Health Insurance Co-Ops – a promise yet to be fulfilled, if ever

From NAIC Newswire:

The Centers for Medicare & Medicaid Services (CMS) announced that the Kentucky Health Cooperative — one of the biggest insurance providers on the state’s health exchange — received a $65 million federal loan in November to keep it afloat. CMS says more than $355 million in additional solvency loans were given to co-ops in seven other states. While the loans have garnered criticism from U.S. Sen. Mitch McConnell (R-Ky.), experts contend that the loans enable the co-ops to meet state requirements for the amount of cash on hand to pay claims. According to Kentucky Insurance Commissioner Sharon Clark, “They are a new startup companies. They do not have parent companies, per se, that could push money down to them.

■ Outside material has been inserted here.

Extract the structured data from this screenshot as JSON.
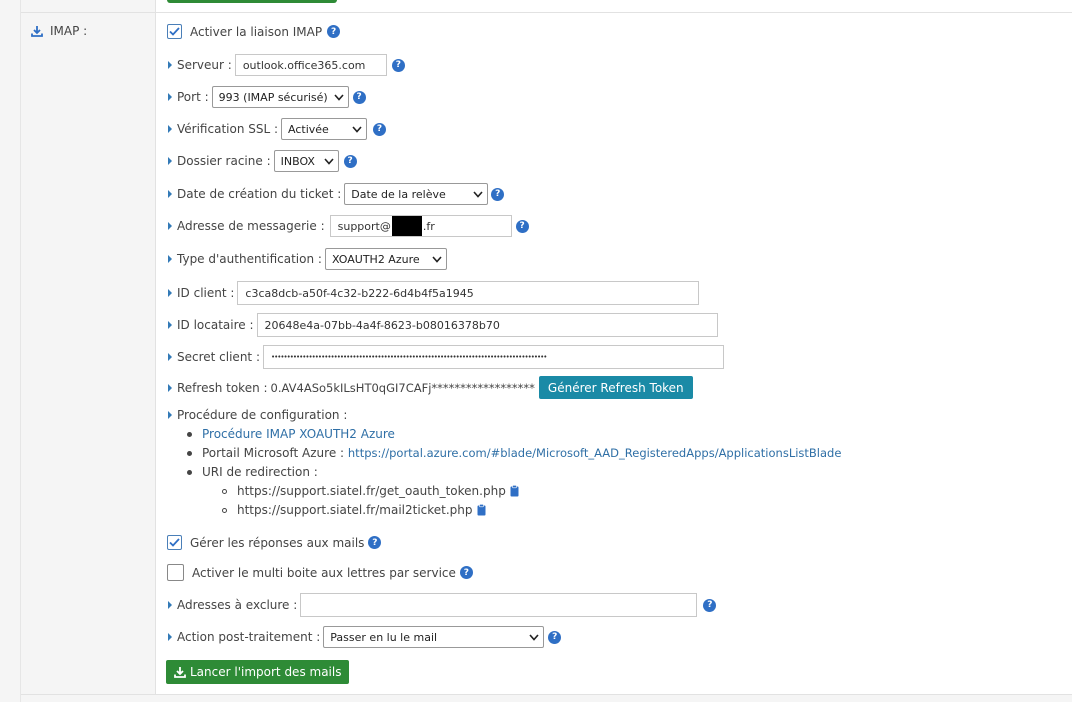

There were a lot of unknowns. … So the federal government put several mechanisms in place to try to address any issues like cash flow or to adjust for the risk.”

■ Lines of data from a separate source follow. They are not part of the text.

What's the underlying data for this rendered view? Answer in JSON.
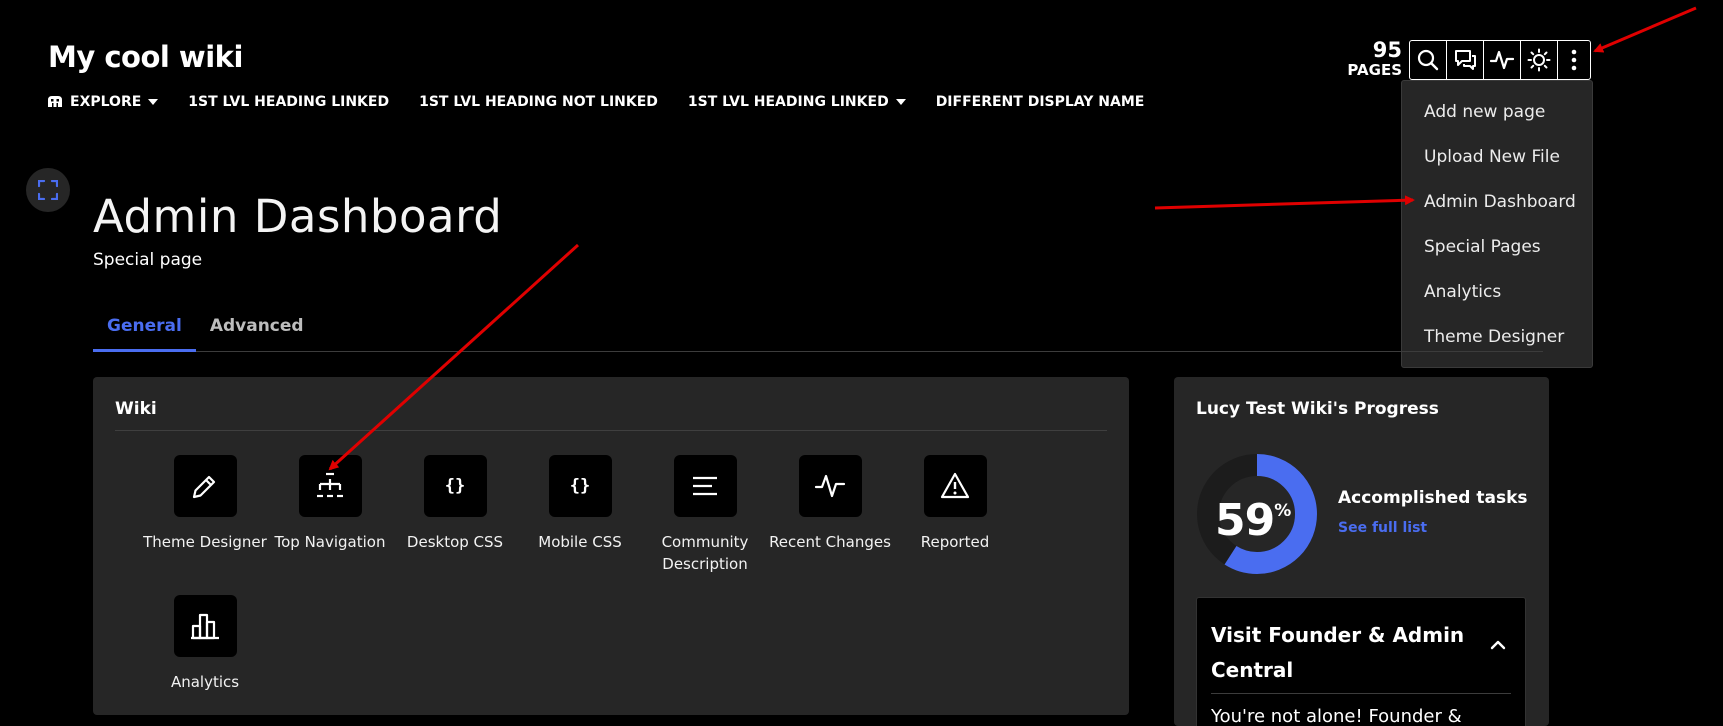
{
  "wiki": {
    "name": "My cool wiki"
  },
  "topnav": {
    "explore": "EXPLORE",
    "items": [
      "1ST LVL HEADING LINKED",
      "1ST LVL HEADING NOT LINKED",
      "1ST LVL HEADING LINKED",
      "DIFFERENT DISPLAY NAME"
    ]
  },
  "page_count": {
    "number": "95",
    "label": "PAGES"
  },
  "toolbar": {
    "icons": [
      "search-icon",
      "discussions-icon",
      "activity-icon",
      "theme-toggle-icon",
      "more-options-icon"
    ]
  },
  "more_menu": {
    "items": [
      "Add new page",
      "Upload New File",
      "Admin Dashboard",
      "Special Pages",
      "Analytics",
      "Theme Designer"
    ]
  },
  "page": {
    "title": "Admin Dashboard",
    "subtitle": "Special page"
  },
  "tabs": {
    "general": "General",
    "advanced": "Advanced",
    "active": "General"
  },
  "wiki_card": {
    "title": "Wiki",
    "tools": [
      {
        "label": "Theme Designer",
        "icon": "pencil-icon"
      },
      {
        "label": "Top Navigation",
        "icon": "sitemap-icon"
      },
      {
        "label": "Desktop CSS",
        "icon": "{}"
      },
      {
        "label": "Mobile CSS",
        "icon": "{}"
      },
      {
        "label": "Community Description",
        "icon": "text-lines-icon"
      },
      {
        "label": "Recent Changes",
        "icon": "activity-icon"
      },
      {
        "label": "Reported",
        "icon": "warning-icon"
      },
      {
        "label": "Analytics",
        "icon": "bar-chart-icon"
      }
    ]
  },
  "progress_card": {
    "title": "Lucy Test Wiki's Progress",
    "percent": "59",
    "percent_symbol": "%",
    "progress_fraction": 0.59,
    "accomplished": "Accomplished tasks",
    "see_full_list": "See full list",
    "founder_title": "Visit Founder & Admin Central",
    "founder_text": "You're not alone! Founder &"
  },
  "colors": {
    "accent": "#4a6df0",
    "background": "#000000",
    "card": "#262626",
    "annotation_arrow": "#e00000"
  }
}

The idea behind these co-ops is similar to the old HMOs of the 1980s, they are non-profit, they are consumer run (whatever that means) and because they are newly organized they need seed money. In both cases that money comes from the federal government in the form of grants or loans.

Of course the reasoning is that because they are non-profit they will charge less than other insurers. The problems today are the same as they were thirty years ago.

Having been on the boards of directors of five non-profit HMOs back in the 80s, the first problem is that so-called consumers with a non-profit community focused mentality aren’t equipped to make the hard business decisions necessary for success. The second problem is that these organizations face the same issues related to health care costs as any insurer so their ability to actually offer lower premiums is limited, very limited. While they don’t strive for a profit (which is a small percentage of any premium), they are burdened by large loans (backed by you) with no corporate safety net or the ability to raise capital.

As far as premiums go, a quick check on healthcare.gov comparing premiums of co-op plans with other insurers show only minor premium differences, often two or three dollars a month and in some cases the co-op is actually slightly higher.

The challenge for co-ops is to generate sufficient cash to pay claims and expenses, to accumulate reserves as required for any insurer and to repay loans while keeping premiums lower than competitors. That’s quite a challenge that requires a substantial and growing enrollment of average or below average risk members.